Mark Freed - Dreams
Mark.Freed / 25 Apr 2022
Last week, Katie Dix and I spent the morning with City Gateway for their Welcome Day. We met the new cohort of young people who are looking to get themselves job ready by embarking on courses, gaining extra qualifications and receiving coaching from their experts.
I gave a speech sharing the various dreams I have had through my life, to encourage the attendees to follow theirs and not let bumps in the road stop them from living out their ambitions. It was a really inspiring morning to see all the good work City Gateway are doing for their young people, we look forward to the next time we visit!
Big thank you to Diane Betts and her team and also Mark Huxley FRSA for the introduction to this amazing organisation.
When I was about 12 one of my dreams was to become an Olympic swimmer and world record holder.
My advice - swimming is the hardest sport to train for; it’s solitary, requires huge amounts of time early in the morning and late into the evening, and finally…the bottom of a pool is very boring to look at! If you want to become a world class sports person…pick another sport.
I failed in the exact dream but it proved a gateway to another…Water polo, Olympics, world record.
I started playing Water Polo competitively, and although I didn’t exactly take part in the Olympics, I helped organise and run the Water Polo at London 2012. A few years later, I managed to achieve another dream of breaking a world record…the most amount of passes of the ball in the pool.

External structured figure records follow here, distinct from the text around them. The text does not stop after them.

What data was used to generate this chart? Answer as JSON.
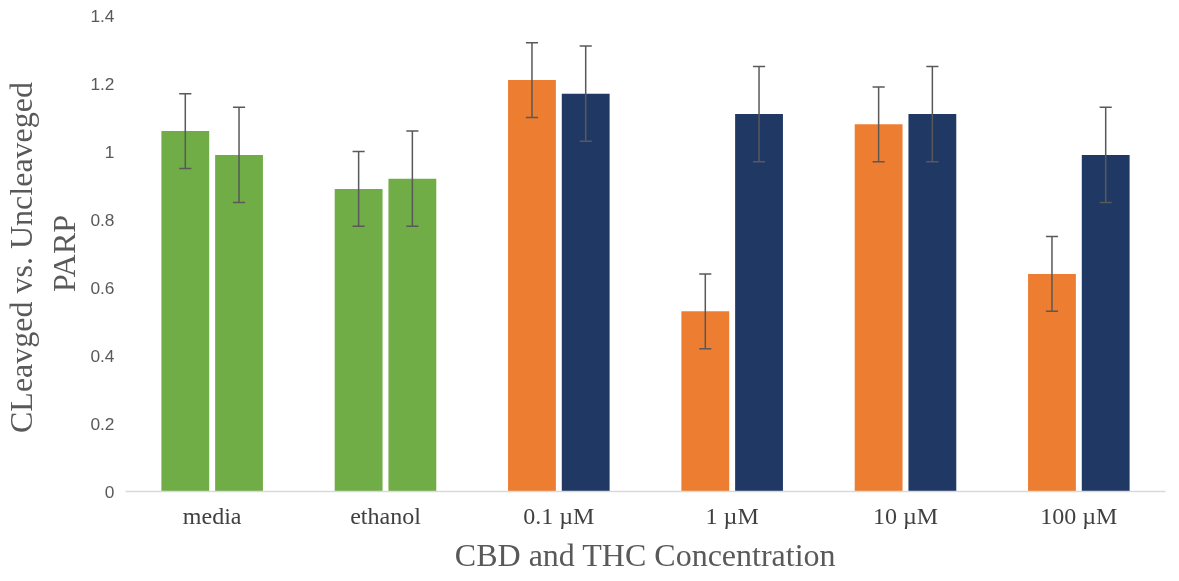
{
  "chart_data": {
    "type": "bar",
    "xlabel": "CBD and THC Concentration",
    "ylabel": "CLeavged  vs. Uncleaveged\nPARP",
    "categories": [
      "media",
      "ethanol",
      "0.1 µM",
      "1 µM",
      "10 µM",
      "100 µM"
    ],
    "series": [
      {
        "colors": [
          "#70ad47",
          "#70ad47",
          "#ed7d31",
          "#ed7d31",
          "#ed7d31",
          "#ed7d31"
        ],
        "values": [
          1.06,
          0.89,
          1.21,
          0.53,
          1.08,
          0.64
        ],
        "errors": [
          0.11,
          0.11,
          0.11,
          0.11,
          0.11,
          0.11
        ]
      },
      {
        "colors": [
          "#70ad47",
          "#70ad47",
          "#203864",
          "#203864",
          "#203864",
          "#203864"
        ],
        "values": [
          0.99,
          0.92,
          1.17,
          1.11,
          1.11,
          0.99
        ],
        "errors": [
          0.14,
          0.14,
          0.14,
          0.14,
          0.14,
          0.14
        ]
      }
    ],
    "ylim": [
      0,
      1.4
    ],
    "yticks": [
      0,
      0.2,
      0.4,
      0.6,
      0.8,
      1,
      1.2,
      1.4
    ],
    "grid": false
  }
}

My next dream was to leave education as soon as I could and become a successful entrepreneur. I should explain, I hated education. I found it very difficult due to my Dyslexia and having very little known about it or support in place, it didn’t suit me at all. I left school with two GCSE’s but fire in my belly to establish myself as an Entrepreneur and expand on the portfolio career I had at the time, working at the local Sainsbury’s, washing pots at an Indian restaurant and a car washing round
My mother let me leave school as long as I got a proper job and give up my portfolio career…the entrepreneurial dream died.
My first proper job gave me insight into the incredible relative advantage that some have by their gender, ethnicity and social background. It hit me hard when my contemporaries started leaving university and entering the work place and getting the jobs I wanted. The dream was fading…
My swimming/Water Polo training had taught me to compete and to challenge. I was overcoming the challenges of Dyslexia thanks to spell and grammar checking on the computer so my career was successfully taking off. I was traveling the world in my job often flying first and sometimes Business class if I was unlucky.
But I still had a dream - the entrepreneurial dream, along with it a new dream of a fairer more inclusive and successful world. Full of opportunity and choice for all.
Twenty years ago I gave up my career, my experiences had provided a gateway to fulfil a new dream…E2W and Men for Inclusion were born.
Have your dreams, recognise your experiences good and bad are just gateways and opportunities to your future. Take them and learn.